Five years later, I am still with the same organization. I am at the top of my field and I work from home. I work all day, seven days a week from 10AM to 9PM I take small breaks throughout my day to do things like laundry, vacuuming, dishes and cooking meals.
It is a juggling act. I set up 175 to 200 pickups a week. I earn around $1.75 per pickup. We live a modest life with no extras or frills, not even cable. I have to live within my means; but so far, it has worked for me.
– Michelle Basile
Painting for profit
I am a stay-at-home mom who makes a nice income with my artwork.

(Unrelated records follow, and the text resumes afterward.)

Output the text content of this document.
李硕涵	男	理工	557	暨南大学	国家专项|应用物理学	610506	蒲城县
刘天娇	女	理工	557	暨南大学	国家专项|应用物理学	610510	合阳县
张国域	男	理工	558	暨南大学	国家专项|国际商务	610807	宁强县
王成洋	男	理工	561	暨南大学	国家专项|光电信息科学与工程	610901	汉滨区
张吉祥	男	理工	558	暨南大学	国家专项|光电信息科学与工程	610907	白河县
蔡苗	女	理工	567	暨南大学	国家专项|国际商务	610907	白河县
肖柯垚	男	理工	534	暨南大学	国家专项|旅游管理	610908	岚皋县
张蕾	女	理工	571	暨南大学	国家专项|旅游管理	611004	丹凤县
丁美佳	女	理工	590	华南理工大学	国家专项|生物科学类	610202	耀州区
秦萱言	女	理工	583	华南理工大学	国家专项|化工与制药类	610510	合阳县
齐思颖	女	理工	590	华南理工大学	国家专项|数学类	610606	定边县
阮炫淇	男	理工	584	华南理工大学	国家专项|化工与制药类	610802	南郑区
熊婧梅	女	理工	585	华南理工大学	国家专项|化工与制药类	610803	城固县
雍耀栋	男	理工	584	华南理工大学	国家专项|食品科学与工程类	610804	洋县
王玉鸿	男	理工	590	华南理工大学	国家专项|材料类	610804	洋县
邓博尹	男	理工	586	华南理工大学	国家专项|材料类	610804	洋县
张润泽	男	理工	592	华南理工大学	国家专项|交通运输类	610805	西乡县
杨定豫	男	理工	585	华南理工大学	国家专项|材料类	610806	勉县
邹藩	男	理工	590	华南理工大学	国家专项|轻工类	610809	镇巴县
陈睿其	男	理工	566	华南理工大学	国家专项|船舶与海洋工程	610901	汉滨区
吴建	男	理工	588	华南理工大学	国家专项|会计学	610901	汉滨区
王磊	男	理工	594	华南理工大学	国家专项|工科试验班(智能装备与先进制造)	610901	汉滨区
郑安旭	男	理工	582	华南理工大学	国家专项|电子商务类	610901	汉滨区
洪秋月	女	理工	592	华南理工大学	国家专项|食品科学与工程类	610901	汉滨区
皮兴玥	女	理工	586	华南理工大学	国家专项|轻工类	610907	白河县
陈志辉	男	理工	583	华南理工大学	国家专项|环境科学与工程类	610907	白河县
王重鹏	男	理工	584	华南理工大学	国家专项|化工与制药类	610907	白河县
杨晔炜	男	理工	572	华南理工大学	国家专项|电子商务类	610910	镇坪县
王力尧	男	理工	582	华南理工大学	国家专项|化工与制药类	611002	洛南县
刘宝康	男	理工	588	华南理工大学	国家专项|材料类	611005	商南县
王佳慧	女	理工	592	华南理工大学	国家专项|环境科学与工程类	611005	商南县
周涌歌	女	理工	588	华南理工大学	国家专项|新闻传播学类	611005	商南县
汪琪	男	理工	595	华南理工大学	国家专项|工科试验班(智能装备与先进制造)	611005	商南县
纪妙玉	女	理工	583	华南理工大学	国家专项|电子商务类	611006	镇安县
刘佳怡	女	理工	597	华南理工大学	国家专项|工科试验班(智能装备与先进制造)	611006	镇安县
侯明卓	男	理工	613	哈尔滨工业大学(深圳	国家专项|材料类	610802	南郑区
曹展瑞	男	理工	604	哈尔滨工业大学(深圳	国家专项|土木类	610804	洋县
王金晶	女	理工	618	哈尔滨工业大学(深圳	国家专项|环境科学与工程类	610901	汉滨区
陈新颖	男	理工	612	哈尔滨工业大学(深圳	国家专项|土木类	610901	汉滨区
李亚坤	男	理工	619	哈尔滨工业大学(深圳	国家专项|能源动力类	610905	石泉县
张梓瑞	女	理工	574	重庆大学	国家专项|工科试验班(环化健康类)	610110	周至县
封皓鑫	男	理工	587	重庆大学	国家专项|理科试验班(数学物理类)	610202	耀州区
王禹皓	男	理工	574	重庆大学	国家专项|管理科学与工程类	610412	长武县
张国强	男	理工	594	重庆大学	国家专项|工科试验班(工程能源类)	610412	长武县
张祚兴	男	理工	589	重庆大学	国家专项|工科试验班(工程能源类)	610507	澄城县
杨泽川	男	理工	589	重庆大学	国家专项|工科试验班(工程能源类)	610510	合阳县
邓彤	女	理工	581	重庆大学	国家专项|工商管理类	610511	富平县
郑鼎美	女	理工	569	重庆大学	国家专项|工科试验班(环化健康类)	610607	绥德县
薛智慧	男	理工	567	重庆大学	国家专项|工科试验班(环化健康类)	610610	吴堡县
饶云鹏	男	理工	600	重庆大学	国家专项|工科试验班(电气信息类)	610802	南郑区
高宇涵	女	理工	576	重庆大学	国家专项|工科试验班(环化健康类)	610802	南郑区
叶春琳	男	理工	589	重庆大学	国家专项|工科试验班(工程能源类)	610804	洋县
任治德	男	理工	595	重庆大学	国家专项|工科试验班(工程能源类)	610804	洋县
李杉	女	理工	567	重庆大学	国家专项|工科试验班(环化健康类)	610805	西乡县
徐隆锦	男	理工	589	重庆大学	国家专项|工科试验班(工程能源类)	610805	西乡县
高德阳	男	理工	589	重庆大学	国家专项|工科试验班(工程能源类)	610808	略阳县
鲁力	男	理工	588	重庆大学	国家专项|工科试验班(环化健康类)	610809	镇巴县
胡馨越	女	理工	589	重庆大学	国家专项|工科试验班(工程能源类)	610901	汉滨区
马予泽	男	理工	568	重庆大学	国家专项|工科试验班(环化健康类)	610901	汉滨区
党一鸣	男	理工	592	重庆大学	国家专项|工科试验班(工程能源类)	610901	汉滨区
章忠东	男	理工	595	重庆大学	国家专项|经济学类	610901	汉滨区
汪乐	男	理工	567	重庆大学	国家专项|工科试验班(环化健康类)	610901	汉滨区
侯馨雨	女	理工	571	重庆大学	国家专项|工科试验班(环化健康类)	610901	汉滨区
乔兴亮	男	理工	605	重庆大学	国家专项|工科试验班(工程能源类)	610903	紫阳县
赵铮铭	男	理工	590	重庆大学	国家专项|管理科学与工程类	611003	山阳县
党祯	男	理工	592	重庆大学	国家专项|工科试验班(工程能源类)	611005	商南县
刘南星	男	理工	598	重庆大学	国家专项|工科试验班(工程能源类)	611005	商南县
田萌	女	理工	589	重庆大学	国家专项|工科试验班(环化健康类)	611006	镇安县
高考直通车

More than a dozen years ago, an acquaintance of mine was opening a family-fun center and I overheard her desire to have jungle murals on all the walls. I put together a handful of drawings and approached her with my ideas. She loved them and I immediately started painting all seven party rooms. My children came along, played countless free games of laser tag, jumped on the indoor jungle gym and sat on the floor with their books while I happily painted.
I had no formal training and no references. I simply took a bold step and presented my sketches and ideas. We spent some time collaborating and came up with a different focus for each room.
-- See salary ranges for fine artists.
Other mural opportunities came up and I juggled those against the needs of my growing family until that became too much, for not every job site has a safe built-in playground. So I turned my attention to custom art on canvas, which am able to do in my home. The income is variable -- paintings range from $250 to $1,000. I enjoy being able to earn money for extras and emergencies in a unique way.
In order to keep awareness of my work in front of new people and to gain new clients, I donate a few paintings every year to charity organizations for their auctions. This allows me to dress up and attend nice local events. It also establishes my name as an artist. As a stay-at-home mom, just having that little bit of recognition and time out is fabulous. I always carry business cards; but my mural work and previous clients are my best advertisement.
– Sylvie Branch
Cooking up some extra cash
When I decided to stay home with our two children (ages 12 and 7 at the time), I didn't realize how many luxuries I would have to give up. I knew that I needed to do something to add more money to our budget, so I had to figure out something that would allow me to be there for my children and still earn a salary.
-- See the average salary for a cook.
Cooking was always my favorite hobby. Most of my friends would tell me that I should start my own business. But I wasn't sure how I could start a catering business from my home. I wouldn't be able to obtain a license from the Department of Health nor did I have the space for industrial-sized equipment. Financially, I couldn't afford to rent a place and that would defeat the purpose of wanting to be home for my children.
The answer came in the form of a friend of a friend. She had heard of my culinary expertise and asked me if I would come to her home to prepare a meal for a dinner party she was planning. It was the niche I was looking for. I was able to go there on a Saturday night with all of my ingredients, things that I had prepped at home (much of it during the week with the kids at school), and cook a fresh, delicious meal for them while they talked, ate and relaxed. I even selected an appropriate wine to accompany each course; and while they finished up with dessert and coffee, I cleaned up and left my client's kitchen just as clean, if not cleaner, than I'd found it. The evening was a huge success.
Five out of the six couples there, including the hostess, had me cook for similar functions at their homes. My personal-chef business had started growing by word of mouth. I was even able to spend a little on advertising in local newspapers, which brought me new clients. Word of mouth still seems to work best, and now I have a fairly steady stream of customers that are happy to recommend me to others. Best of all, I can still drop my kids at school each day and be there for them when they get home.